如何在Python中使json.dumps忽略不可序列化的字段 [英] How to make json.dumps in Python ignore a non-serializable field
问题描述
我正在尝试使用Construct2.9库序列化解析某些二进制数据的输出.我想将结果序列化为JSON.
I am trying to serialize the output of parsing some binary data with the Construct2.9 library. I want to serialize the result to JSON.
packet
是Construct类Container
的实例.
packet
is an instance of a Construct class Container
.
显然,它包含类型为BytesIO
的隐藏的_io
-请参见下面的dict(packet)
输出:
Apparently it contains a hidden _io
of type BytesIO
- see output of dict(packet)
below:
{
'packet_length': 76, 'uart_sent_time': 1, 'frame_number': 42958,
'subframe_number': 0, 'checksum': 33157, '_io': <_io.BytesIO object at 0x7f81c3153728>,
'platform':661058, 'sync': 506660481457717506, 'frame_margin': 20642,
'num_tlvs': 1, 'track_process_time': 593, 'chirp_margin': 78,
'timestamp': 2586231182, 'version': 16908293
}
现在,调用json.dumps(packet)
显然会导致TypeError:
Now, calling json.dumps(packet)
obviously leads to a TypeError:
...
File "/usr/lib/python3.5/json/__init__.py", line 237, in dumps
**kw).encode(obj)
File "/usr/lib/python3.5/json/encoder.py", line 198, in encode
chunks = self.iterencode(o, _one_shot=True)
File "/usr/lib/python3.5/json/encoder.py", line 256, in iterencode
return _iterencode(o, 0)
File "/usr/lib/python3.5/json/encoder.py", line 179, in default
raise TypeError(repr(o) + " is not JSON serializable")
TypeError: <_io.BytesIO object at 0x7f81c3153728> is not JSON serializable
不过,令我感到困惑的是,运行json.dumps(packet, skipkeys=True)
会导致完全相同的错误,而我希望它会跳过_io
字段.这里有什么问题?为什么skipkeys
不允许我跳过_io
字段?
However what I am confused about, is that running json.dumps(packet, skipkeys=True)
results in the exact same error, while I would expect it to skip the _io
field. What is the problem here? Why is skipkeys
not allowing me to skip the _io
field?
我可以通过覆盖JSONEncoder
并为BytesIO
类型的字段返回None
来工作,但这意味着我的序列化字符串包含"_io": null
元素的负载,我不希望完全没有...
I got the code to work by overriding JSONEncoder
and returning None
for fields of BytesIO
type, but that means my serialized string contains loads of "_io": null
elements, which I would prefer not to have at all...
推荐答案
带有_
下划线的键并不是真正的隐藏"键,它们只是JSON的更多字符串. Construct Container
类只是一个有序的字典,_io
键对该类没有什么特殊要求.
Keys with a leading _
underscore are not really 'hidden', they are just more strings to JSON. The Construct Container
class is just a dictionary with ordering, the _io
key is not anything special to that class.
您有两个选择:
- 实现一个
default
挂钩,该挂钩仅返回替换值. - 过滤掉在序列化之前 不能使用的键/值对.
- implement a
default
hook that just returns a replacement value. - Filter out the key-value pairs that you know can't work before serialising.
也许还有第三个,但是对Construct项目页面的随意扫描并没有告诉我是否可用:可以通过使用适配器使Construct输出JSON或至少一个与JSON兼容的字典.
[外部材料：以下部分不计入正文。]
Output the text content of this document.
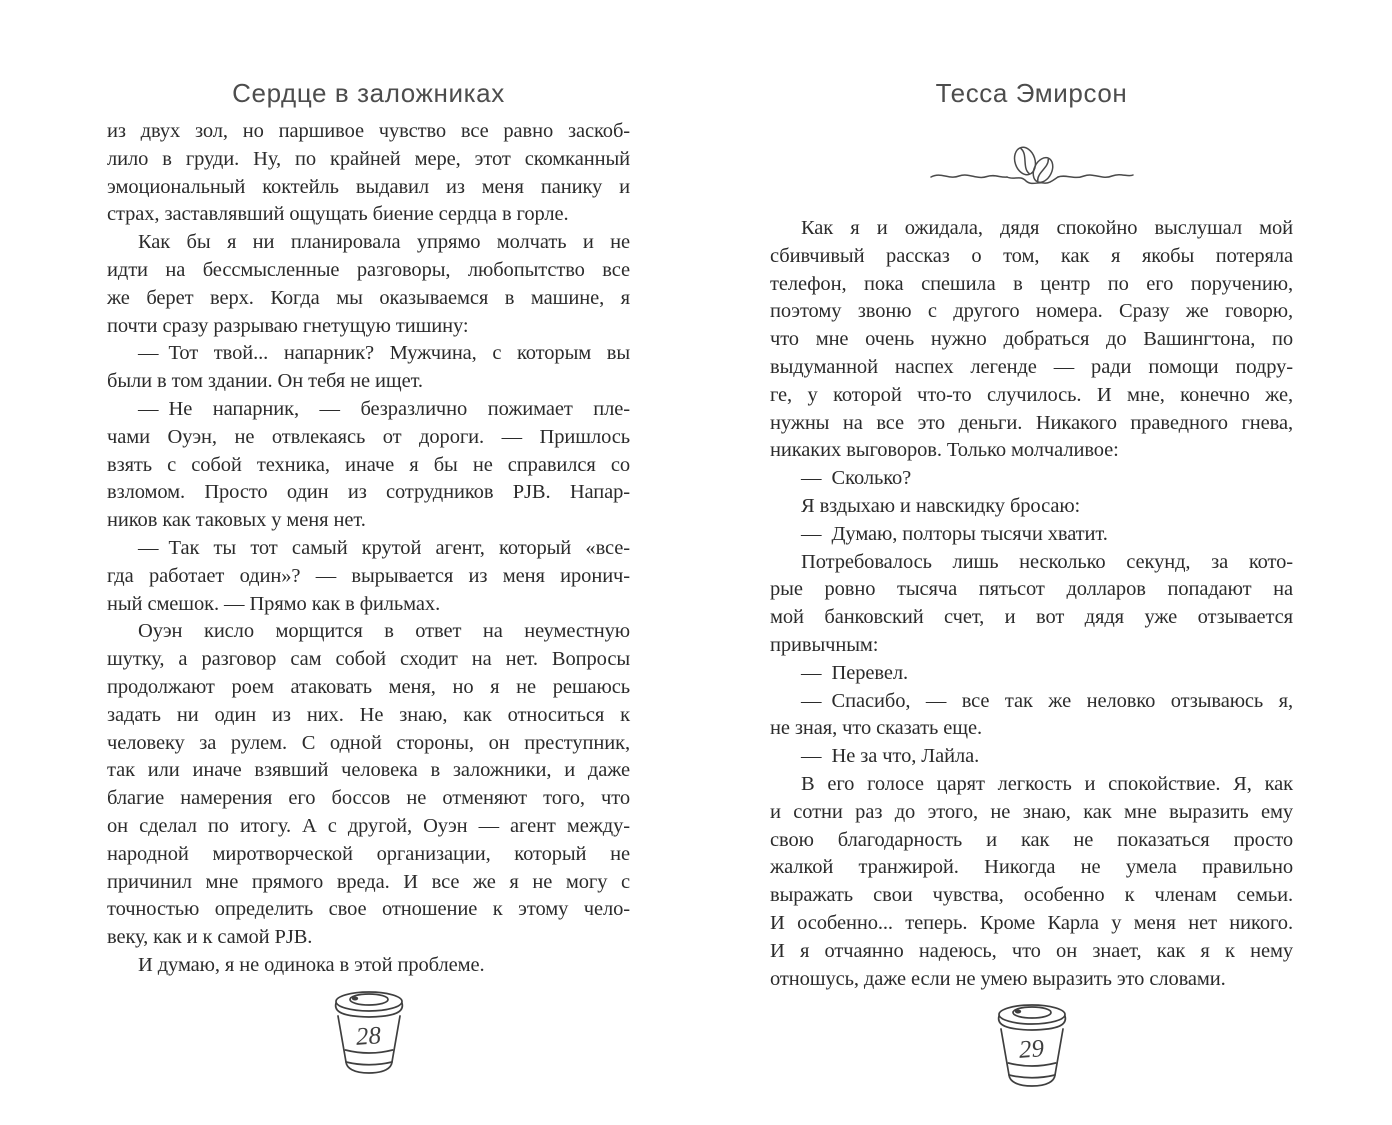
Сердце в заложниках
из двух зол, но паршивое чувство все равно заскоб-
лило в груди. Ну, по крайней мере, этот скомканный
эмоциональный коктейль выдавил из меня панику и
страх, заставлявший ощущать биение сердца в горле.
Как бы я ни планировала упрямо молчать и не
идти на бессмысленные разговоры, любопытство все
же берет верх. Когда мы оказываемся в машине, я
почти сразу разрываю гнетущую тишину:
— Тот твой... напарник? Мужчина, с которым вы
были в том здании. Он тебя не ищет.
— Не напарник, — безразлично пожимает пле-
чами Оуэн, не отвлекаясь от дороги. — Пришлось
взять с собой техника, иначе я бы не справился со
взломом. Просто один из сотрудников PJB. Напар-
ников как таковых у меня нет.
— Так ты тот самый крутой агент, который «все-
гда работает один»? — вырывается из меня иронич-
ный смешок. — Прямо как в фильмах.
Оуэн кисло морщится в ответ на неуместную
шутку, а разговор сам собой сходит на нет. Вопросы
продолжают роем атаковать меня, но я не решаюсь
задать ни один из них. Не знаю, как относиться к
человеку за рулем. С одной стороны, он преступник,
так или иначе взявший человека в заложники, и даже
благие намерения его боссов не отменяют того, что
он сделал по итогу. А с другой, Оуэн — агент между-
народной миротворческой организации, который не
причинил мне прямого вреда. И все же я не могу с
точностью определить свое отношение к этому чело-
веку, как и к самой PJB.
И думаю, я не одинока в этой проблеме.
28
Тесса Эмирсон
Как я и ожидала, дядя спокойно выслушал мой
сбивчивый рассказ о том, как я якобы потеряла
телефон, пока спешила в центр по его поручению,
поэтому звоню с другого номера. Сразу же говорю,
что мне очень нужно добраться до Вашингтона, по
выдуманной наспех легенде — ради помощи подру-
ге, у которой что-то случилось. И мне, конечно же,
нужны на все это деньги. Никакого праведного гнева,
никаких выговоров. Только молчаливое:
— Сколько?
Я вздыхаю и навскидку бросаю:
— Думаю, полторы тысячи хватит.
Потребовалось лишь несколько секунд, за кото-
рые ровно тысяча пятьсот долларов попадают на
мой банковский счет, и вот дядя уже отзывается
привычным:
— Перевел.
— Спасибо, — все так же неловко отзываюсь я,
не зная, что сказать еще.
— Не за что, Лайла.
В его голосе царят легкость и спокойствие. Я, как
и сотни раз до этого, не знаю, как мне выразить ему
свою благодарность и как не показаться просто
жалкой транжирой. Никогда не умела правильно
выражать свои чувства, особенно к членам семьи.
И особенно... теперь. Кроме Карла у меня нет никого.
И я отчаянно надеюсь, что он знает, как я к нему
отношусь, даже если не умею выразить это словами.
29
and perhaps a third, but a casual scan of the Construct project pages doesn't tell me if it is available: have Construct output JSON or at least a JSON-compatible dictionary, perhaps by using adapters.
默认钩子无法阻止将_io
键添加到输出中,但是至少可以避免该错误:
The default hook can't prevent the _io
key from being added to the output, but would let you at least avoid the error:
json.dumps(packet, default=lambda o: '<not serializable>')
过滤可以递归进行; @functools.singledispatch()
装饰器可以帮助保持此类代码整洁:
Filtering can be done recursively; the @functools.singledispatch()
decorator can help keep such code clean:
from functools import singledispatch
_cant_serialize = object()
@singledispatch
def json_serializable(object, skip_underscore=False):
"""Filter a Python object to only include serializable object types
In dictionaries, keys are converted to strings; if skip_underscore is true
then keys starting with an underscore ("_") are skipped.
"""
# default handler, called for anything without a specific
# type registration.
return _cant_serialize
@json_serializable.register(dict)
def _handle_dict(d, skip_underscore=False):
converted = ((str(k), json_serializable(v, skip_underscore))
for k, v in d.items())
if skip_underscore:
converted = ((k, v) for k, v in converted if k[:1] != '_')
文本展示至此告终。